"We know full well that quarter two was a washout as far as the housing market is concerned with the whole UK economy ground to a halt and transactions stopped."
Following the first quarter, which showed flat year-on-year growth, lending turned immediately and sharply negative.
For Q2 overall, house purchase activity was down 48% compared to Q2 2019. Volumes in April were less than half those seen a year previously with a similar annual rate of contraction in May.
With the housing market partially reopening in May, June saw an easing of the rate of contraction, but activity remained considerably below the levels seen in June 2019.
Within the overall contraction, the heaviest decline was seen in homemover numbers, which fell by 61% year-on-year in April alone, compared to 53% for first-time buyers and 54% for buy-to-let purchases.
Despite seeing the worst of the initial wave of Covid-19 infections, the UK Finance data shows that London and the Southern regions of England have been somewhat less severely impacted, although clearly still very significantly down by over 40% year-on-year. The deepest impacts, however, have been seen outside England. In particular, Northern Ireland saw new mortgages for house purchase fall by nearly two-thirds compared with Q2 2019.

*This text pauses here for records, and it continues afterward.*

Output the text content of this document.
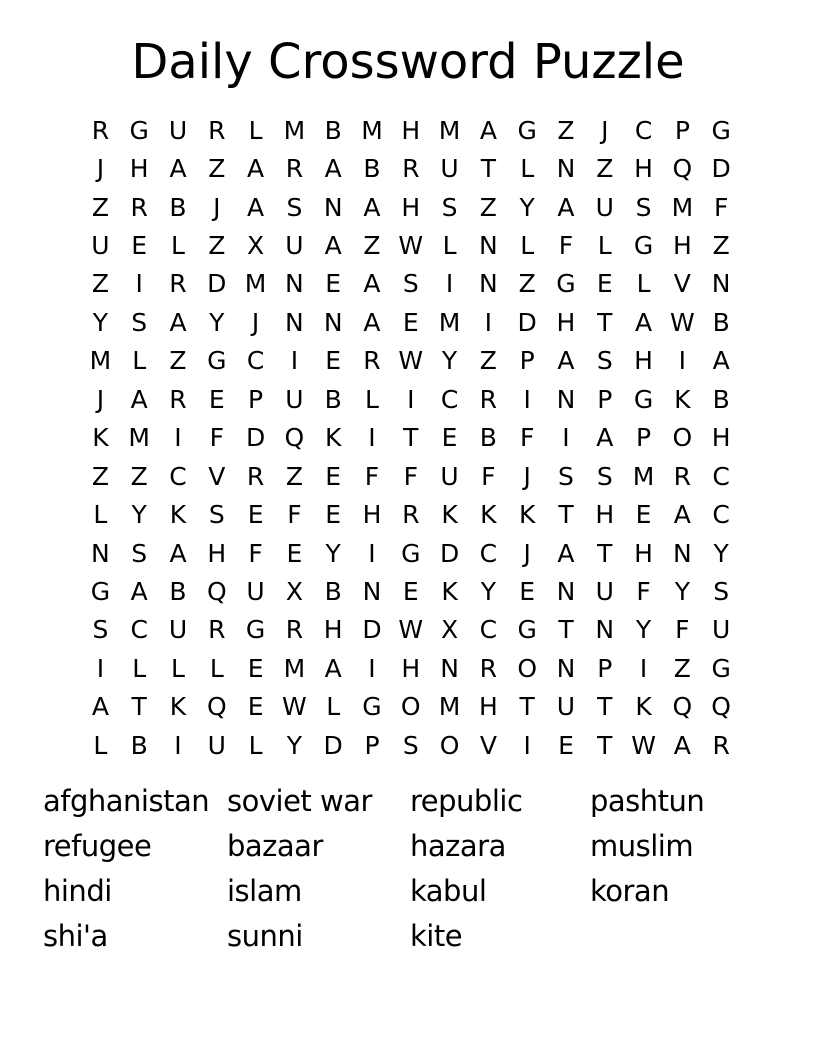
Daily Crossword Puzzle
R G U R L M B M H M A G Z	J	C P G
J	H A Z A R A B R U T L N Z H Q D
Z R B	J	A S N A H S Z Y A U S M F
U E L Z X U A Z W L N L F L G H Z
Z	I	R D M N E A S	I	N Z G E L V N
Y S A Y	J	N N A E M I	D H T A W B
M L Z G C	I	E R W Y Z P A S H	I	A
J	A R E P U B L	I	C R	I	N P G K B
K M I	F D Q K	I	T E B F	I	A P O H
Z Z C V R Z E F F U F	J	S S M R C
L Y K S E F E H R K K K T H E A C
N S A H F E Y	I	G D C	J	A T H N Y
G A B Q U X B N E K Y E N U F Y S
S C U R G R H D W X C G T N Y F U
I	L L L E M A	I	H N R O N P	I	Z G
A T K Q E W L G O M H T U T K Q Q
L B	I	U L Y D P S O V	I	E T W A R
afghanistan soviet war	republic	pashtun
refugee	bazaar	hazara	muslim
hindi	islam	kabul	koran
shi'a	sunni	kite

With England reopening its housing market in May, forward-looking data point to a strong initial recovery in early Q3, as the backlog of delayed sales complete.
Having fallen around 60% overall in April and May, the number of applications in June were up 3% compared to June 2019 for England as a whole.
The northern regions saw up to double digit year-on-year growth in applications in June. In contrast London and the South East, despite recovering strongly from the collapse in early Q2, remained in modest contraction in June.
While not all applications will eventually become completions, UK Finance says this suggests July and August are likely to see a significant recovery in mortgages advanced, largely from transactions paused during the initial months of lockdown when the housing market was closed.
Eric Leenders, managing director of personal finance at UK Finance, commented: “The economic and logistical impacts of lockdown in the second quarter of 2020, restricting the ability of households to buy or move house, brought about a radical reduction in activity in the mortgage market and shifted refinancing further towards internal product transfers. These impacts are now receding and we are beginning to see some recovery in the housing market.
“Many borrowers have been supported through the pandemic with temporary payment deferrals and – looking forward to the third quarter of 2020 – it is encouraging to note that a significant number of customers are now able to resume repayments.
“Although economic activity is beginning to recover, the outlook in the jobs market suggests that customers will still need support and lenders stand ready to help as required.”
Gareth Lewis, commercial director at MT Finance, added: "These numbers are so historic - we know full well that quarter two was a washout as far as the housing market is concerned with the whole UK economy ground to a halt and transactions stopped. Buyers and sellers were hamstrung by lockdown but it is reasonably encouraging to see that the re-finnace market performed better so people were still able to transact.
"Fortunately, this is well behind us now with the market picking up significantly since lockdown eased. Properties are selling quickly and the market is busy. However, the ramifications of the end of furlough could have have the biggest impact on consumer confidence - we have already seen a wave of redundancies and unfortunately there is likely to be more to come."